In his op-ed in Al-Shorouk, and against the backdrop of the recent Al-Wahat shootout, he made a connection between the policies adopted by the state to face terrorism and the tightened grip on NGOs on grounds of limiting terrorism funding, yet cracking down on civil society, arguing that this weakens the war on terrorism.
Second, MP Emad Gad's piece published in the private Al-Watan newspaper said that terrorist groups fed on extremist ideologies that oppose the modern state concept, but that state institutions aren't doing enough to stop radical narratives against intellectuals, women, and Christians.
Another local issue that was subject of some opinion pieces on Monday was the assault of a female security guard in Fayoum University by a member of the parliament. In a video widely circulated last week, the MP is shown slapping the woman on the face and hitting her.

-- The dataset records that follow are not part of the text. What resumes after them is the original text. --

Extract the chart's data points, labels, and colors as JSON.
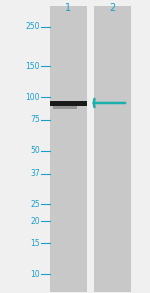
{
  "fig_width": 1.5,
  "fig_height": 2.93,
  "dpi": 100,
  "bg_color": "#f0f0f0",
  "lane_color": "#c8c8c8",
  "mw_labels": [
    "250",
    "150",
    "100",
    "75",
    "50",
    "37",
    "25",
    "20",
    "15",
    "10"
  ],
  "mw_values": [
    250,
    150,
    100,
    75,
    50,
    37,
    25,
    20,
    15,
    10
  ],
  "mw_color": "#1a9fcc",
  "lane_label_color": "#1a9fcc",
  "band_mw": 92,
  "band_color_dark": "#1a1a1a",
  "band_color_light": "#555555",
  "arrow_color": "#1aafaa",
  "lane1_xl": 0.33,
  "lane1_xr": 0.58,
  "lane2_xl": 0.63,
  "lane2_xr": 0.88
}
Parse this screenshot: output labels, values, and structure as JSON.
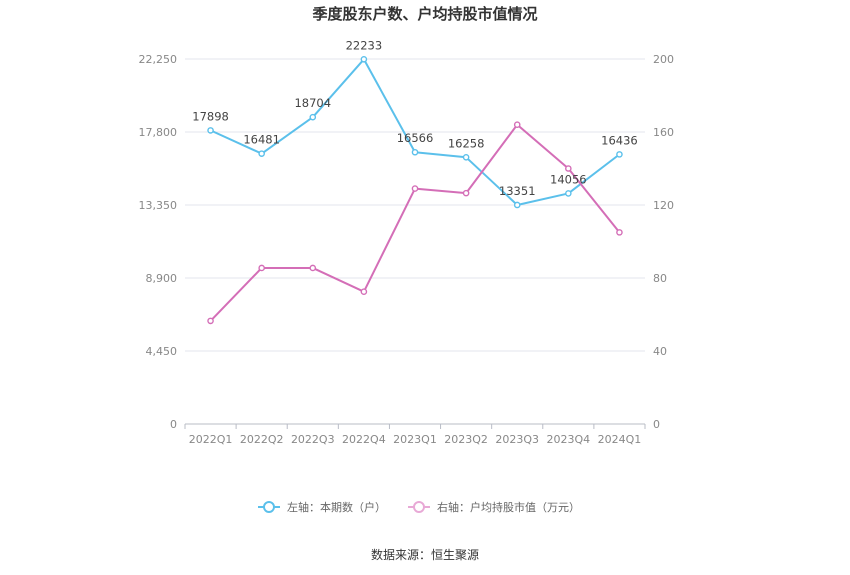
{
  "chart_data": {
    "type": "line",
    "title": "季度股东户数、户均持股市值情况",
    "categories": [
      "2022Q1",
      "2022Q2",
      "2022Q3",
      "2022Q4",
      "2023Q1",
      "2023Q2",
      "2023Q3",
      "2023Q4",
      "2024Q1"
    ],
    "left_axis": {
      "ticks": [
        "0",
        "4,450",
        "8,900",
        "13,350",
        "17,800",
        "22,250"
      ],
      "ylim": [
        0,
        22250
      ]
    },
    "right_axis": {
      "ticks": [
        "0",
        "40",
        "80",
        "120",
        "160",
        "200"
      ],
      "ylim": [
        0,
        200
      ]
    },
    "series": [
      {
        "name": "左轴：本期数（户）",
        "axis": "left",
        "color": "#5bc0eb",
        "values": [
          17898,
          16481,
          18704,
          22233,
          16566,
          16258,
          13351,
          14056,
          16436
        ],
        "labels": [
          "17898",
          "16481",
          "18704",
          "22233",
          "16566",
          "16258",
          "13351",
          "14056",
          "16436"
        ]
      },
      {
        "name": "右轴：户均持股市值（万元）",
        "axis": "right",
        "color": "#d46eb7",
        "values": [
          56.5,
          85.5,
          85.5,
          72.5,
          129,
          126.5,
          164,
          140,
          105
        ]
      }
    ],
    "grid": true,
    "legend": "bottom-center",
    "source": "数据来源：恒生聚源"
  }
}
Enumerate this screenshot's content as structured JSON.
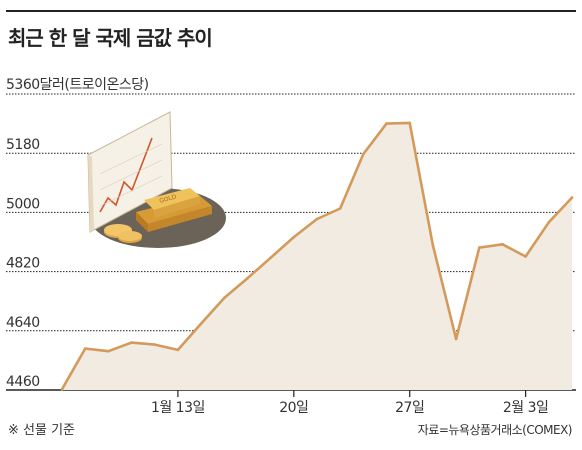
{
  "title": "최근 한 달 국제 금값 추이",
  "unit_label": "5360달러(트로이온스당)",
  "note": "※ 선물 기준",
  "source": "자료=뉴욕상품거래소(COMEX)",
  "colors": {
    "line": "#d49a5c",
    "area": "#f1ebe1",
    "grid": "#222222",
    "text": "#333333"
  },
  "chart_data": {
    "type": "area",
    "title": "최근 한 달 국제 금값 추이",
    "ylabel": "5360달러(트로이온스당)",
    "ylim": [
      4460,
      5360
    ],
    "yticks": [
      4460,
      4640,
      4820,
      5000,
      5180
    ],
    "xtick_labels": [
      {
        "index": 5,
        "label": "1월 13일"
      },
      {
        "index": 10,
        "label": "20일"
      },
      {
        "index": 15,
        "label": "27일"
      },
      {
        "index": 20,
        "label": "2월 3일"
      }
    ],
    "series": [
      {
        "values": [
          4462,
          4586,
          4578,
          4604,
          4598,
          4582,
          4662,
          4740,
          4800,
          4862,
          4925,
          4980,
          5012,
          5178,
          5270,
          5272,
          4900,
          4615,
          4893,
          4903,
          4866,
          4970,
          5045
        ]
      }
    ]
  }
}
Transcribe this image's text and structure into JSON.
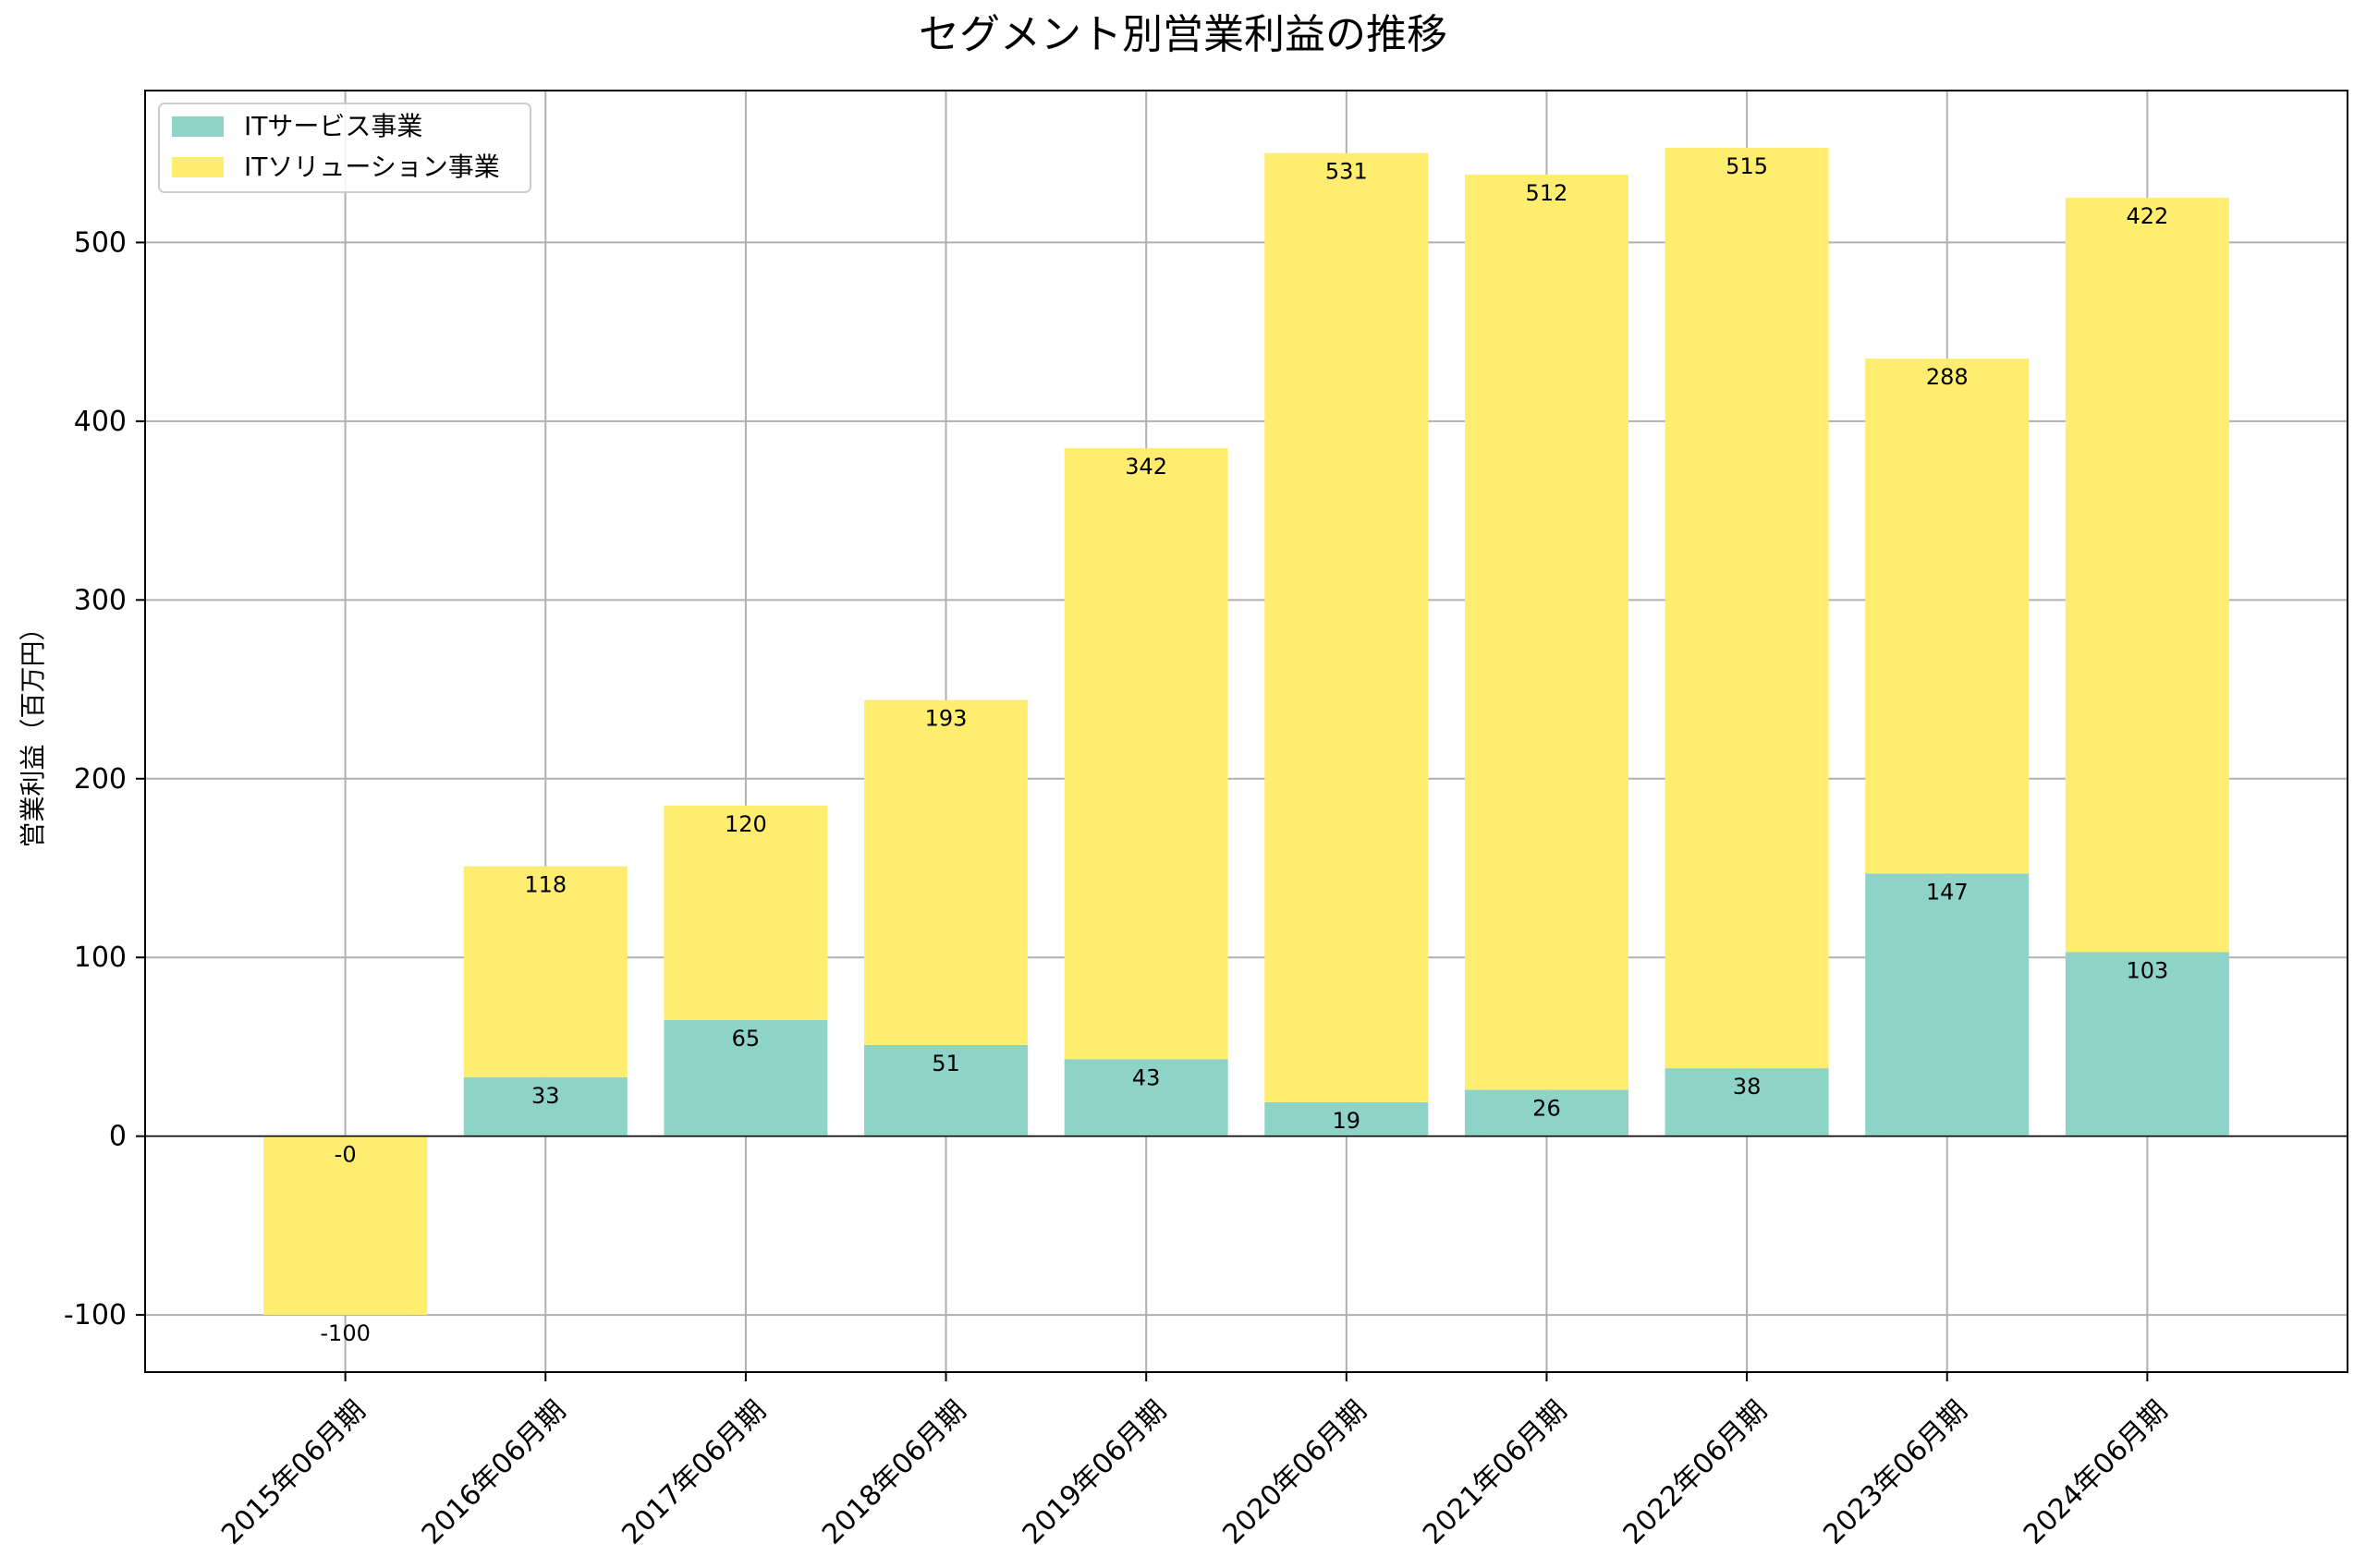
{
  "chart_data": {
    "type": "bar",
    "stacked": true,
    "title": "セグメント別営業利益の推移",
    "xlabel": "",
    "ylabel": "営業利益（百万円）",
    "ylim": [
      -132,
      585
    ],
    "yticks": [
      -100,
      0,
      100,
      200,
      300,
      400,
      500
    ],
    "grid": true,
    "legend_position": "top-left",
    "categories": [
      "2015年06月期",
      "2016年06月期",
      "2017年06月期",
      "2018年06月期",
      "2019年06月期",
      "2020年06月期",
      "2021年06月期",
      "2022年06月期",
      "2023年06月期",
      "2024年06月期"
    ],
    "series": [
      {
        "name": "ITサービス事業",
        "color": "#8dd3c7",
        "values": [
          0,
          33,
          65,
          51,
          43,
          19,
          26,
          38,
          147,
          103
        ],
        "labels": [
          "-0",
          "33",
          "65",
          "51",
          "43",
          "19",
          "26",
          "38",
          "147",
          "103"
        ]
      },
      {
        "name": "ITソリューション事業",
        "color": "#ffed6f",
        "values": [
          -100,
          118,
          120,
          193,
          342,
          531,
          512,
          515,
          288,
          422
        ],
        "labels": [
          "-100",
          "118",
          "120",
          "193",
          "342",
          "531",
          "512",
          "515",
          "288",
          "422"
        ]
      }
    ]
  }
}
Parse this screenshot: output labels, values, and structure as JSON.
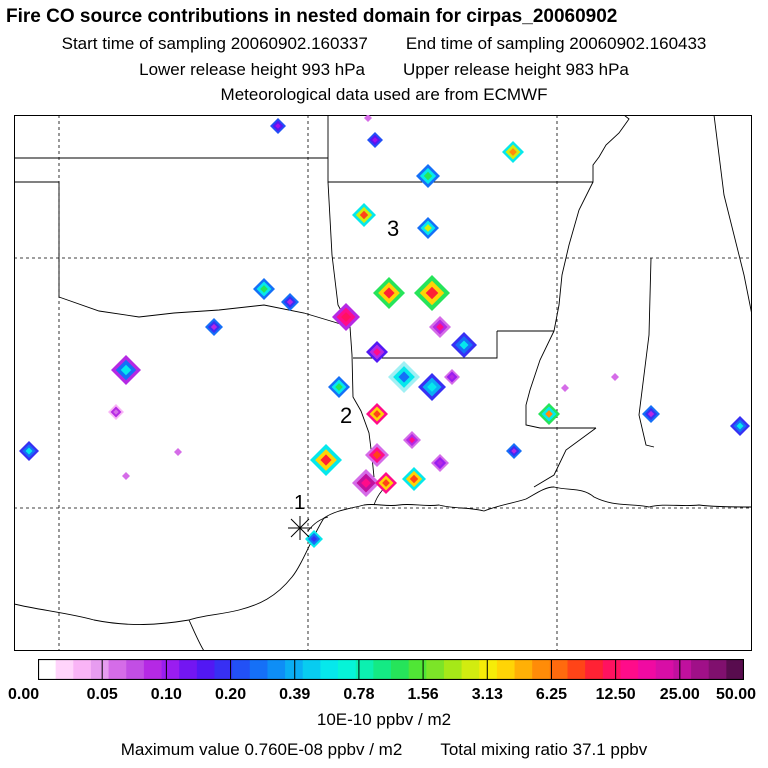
{
  "header": {
    "title": "Fire CO source contributions in nested domain for cirpas_20060902",
    "start_label": "Start time of sampling 20060902.160337",
    "end_label": "End time of sampling 20060902.160433",
    "lower_label": "Lower release height  993 hPa",
    "upper_label": "Upper release height  983 hPa",
    "met_label": "Meteorological data used are from ECMWF"
  },
  "map": {
    "markers": [
      {
        "id": "1",
        "label": "1"
      },
      {
        "id": "2",
        "label": "2"
      },
      {
        "id": "3",
        "label": "3"
      }
    ],
    "background": "#ffffff",
    "line_color": "#000000"
  },
  "colorbar": {
    "tick_labels": [
      "0.00",
      "0.05",
      "0.10",
      "0.20",
      "0.39",
      "0.78",
      "1.56",
      "3.13",
      "6.25",
      "12.50",
      "25.00",
      "50.00"
    ],
    "colors": [
      "#ffffff",
      "#ffd4fb",
      "#f9b4f6",
      "#e79cf0",
      "#d56ce8",
      "#c24ee4",
      "#b529e4",
      "#9a1df0",
      "#7316f2",
      "#5218f4",
      "#3730f4",
      "#2251f6",
      "#1570f7",
      "#0e8ef6",
      "#0aaef4",
      "#08ccf0",
      "#06e8ec",
      "#06f4d8",
      "#0cf0b0",
      "#14ea84",
      "#26e45a",
      "#50e636",
      "#7ce428",
      "#a6e818",
      "#d2ec10",
      "#f6ec08",
      "#ffd406",
      "#ffb006",
      "#ff8c08",
      "#ff6a0e",
      "#ff4418",
      "#ff2234",
      "#ff1260",
      "#ff0c8a",
      "#f00aa2",
      "#d80ea6",
      "#c0109e",
      "#a01088",
      "#80106e",
      "#580c4e"
    ],
    "units": "10E-10 ppbv / m2"
  },
  "footer": {
    "max_label": "Maximum value  0.760E-08 ppbv / m2",
    "total_label": "Total mixing ratio     37.1 ppbv"
  }
}
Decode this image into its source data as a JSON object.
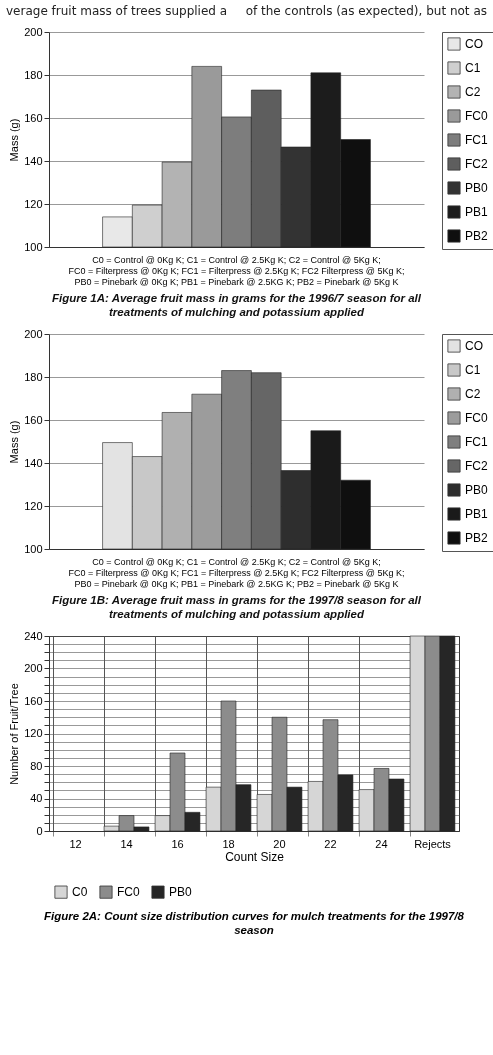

Politician Amr El-Shobaky argued in his column in the private Al-Masry Al-Youm that the incident reflects a wider problem, "called absence of law and justice." He pointed out that some sort of customary reconciliation was held by the university president, where the victim was forced into accepting to reconcile, because some people are above the law and face no real accountability.
A young pro-state journalist and member of the presidential pardon committee used a similar approach in her piece for Al-Watan, highlighting the notion of social gaps between the attacker and the assaulter.